Antibiotics are administered to most acute viral respiratory infection patients admitted to hospital. Research now indicates that lives are unlikely to be saved with antibiotic therapy prescribed to individuals hospitalized with common viral respiratory infections which include influenza.1✅ JOURNAL REFERENCE
DOI: 10.1016/S0140-6736(20)32063-8
Experiences from the Covid-19 pandemic indicate that antibiotics are not necessary in the majority of viral respiratory infection patients, and that bacterial co-infection fears could be exaggerated. This study supports this evidence, indicating that the risk of dying within 30 days is unlikely to be reduced with the prescribing of antibiotics to individuals hospitalized with common respiratory infections. Such a high level of potentially needless prescribing has significant implications given the increase in antimicrobial resistance threat.
Respiratory infections make up about 10% of the disease burden worldwide and are the most typical reason for antibiotic prescriptions. A lot of infections are viral and don’t respond to or require antibiotics, but concerns regarding bacterial co-infection frequently result in precautionary prescribing of antibiotics.
Concerns regarding COVID-19 bacterial co-infection resulted in extensive antibiotic use in the community and hospitals. Studies reported that antibiotics were given to about 70% of COVID-19 cases in some countries, despite the fact that their use was only warranted in approximately 1 in 10 of them.
In this analysis, the impact of antibiotic treatment on mortality was retrospectively assessed in 2,111 individuals admitted to hospital who tested positive with a throat or nasopharyngeal swab at hospital admittance for SARS-CoV-2, respiratory syncytial, or virus influenza virus from 2017 to 2021.
Hospital admittance routine respiratory infection tests were registered such as blood cultures and throat or nasopharyngeal swabs for common bacterial and viral pathogens. Individuals with a confirmed bacterial pathogen and individuals with other infections that required antibiotic treatment were excluded from the analysis.
Antibiotic treatment was started in more than half of viral respiratory infection patients when they were admitted to hospital. An additional 168 individuals received antibiotics later during hospitalization. In total, 63% of individuals were given antibiotics for respiratory infection while hospitalized.
Overall, 168 individuals died within 30 days, 119 individuals given antibiotics when admitted, 27 individuals given antibiotics later while hospitalized, and 22 individuals did not receive antibiotics.
Analyses adjusting for type of virus, age, sex, disease severity, and underlying illnesses, revealed that individuals prescribed antibiotics anytime throughout their hospital stay were twice as likely to die within 30 days compared to individuals who did not receive antibiotics, and mortality risk increased by 3% for every day of antibiotic treatment in comparison to individuals not receiving antibiotics.

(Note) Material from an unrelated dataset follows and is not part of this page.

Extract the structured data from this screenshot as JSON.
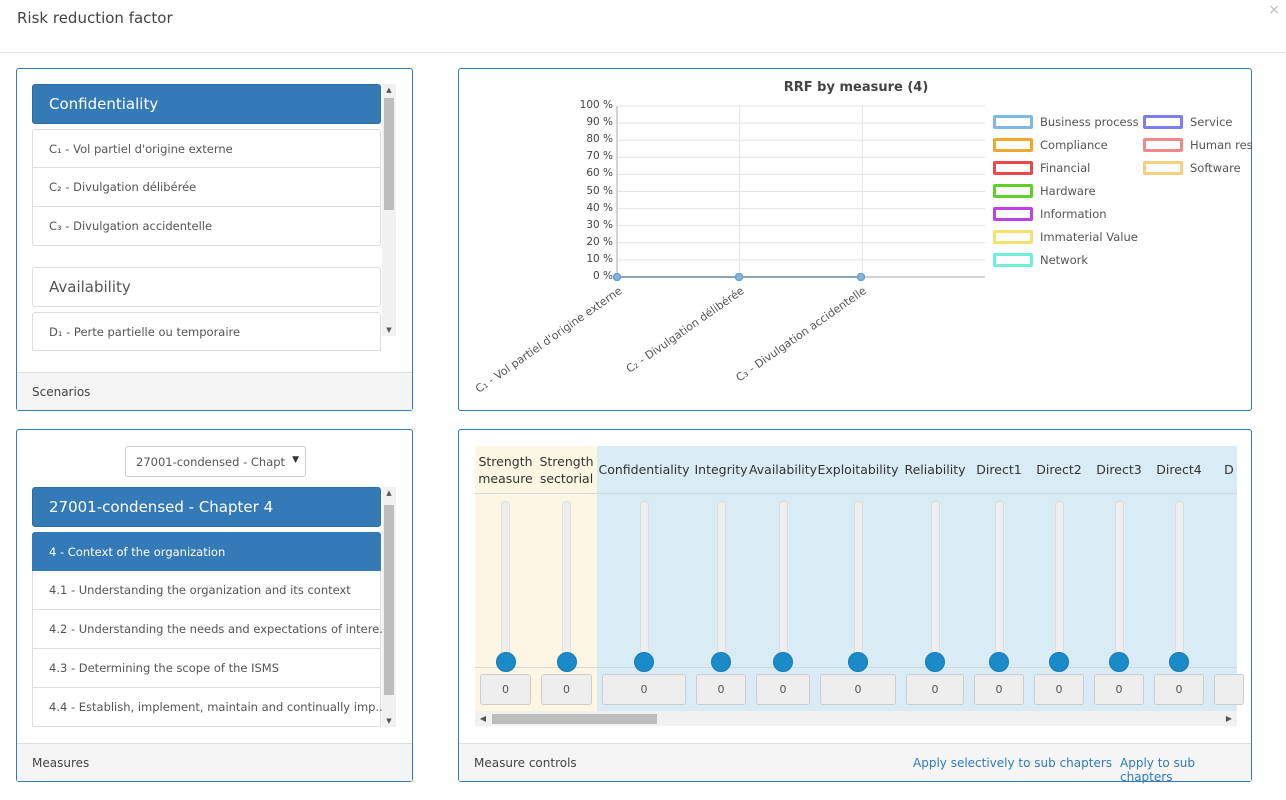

Starting antibiotic treatment at hospital admission wasn’t linked to an elevated risk of death within 30 days.
Although the analyses were adjusted for underlying disease and severity of disease, this paradoxical result could still be as a result of a pattern of antibiotic prescription where individuals with more underlying illnesses and the sicker individuals were both more likely to get antibiotics and to die.
Reducing the duration and usage of in-hospital antibiotic treatment in viral respiratory infection patients would reduce the risk of antibiotic exposure side effects and help deal with the increasing antibiotic resistance threat. Better quality evidence is however needed from prospective randomized studies to determine whether viral respiratory infection patients admitted to hospital need antibiotic treatment.
There are some limitations to the study, such as that it’s an observational study so can’t prove causation, and even though sex, age, virus type, and underlying illnesses were adjusted for, there could have been other unreported factors that could have affected the outcome, which include socioeconomic background and smoking. Data were also not available for biomarkers/biochemistry which include white blood cell, C-reactive protein, and creatinine.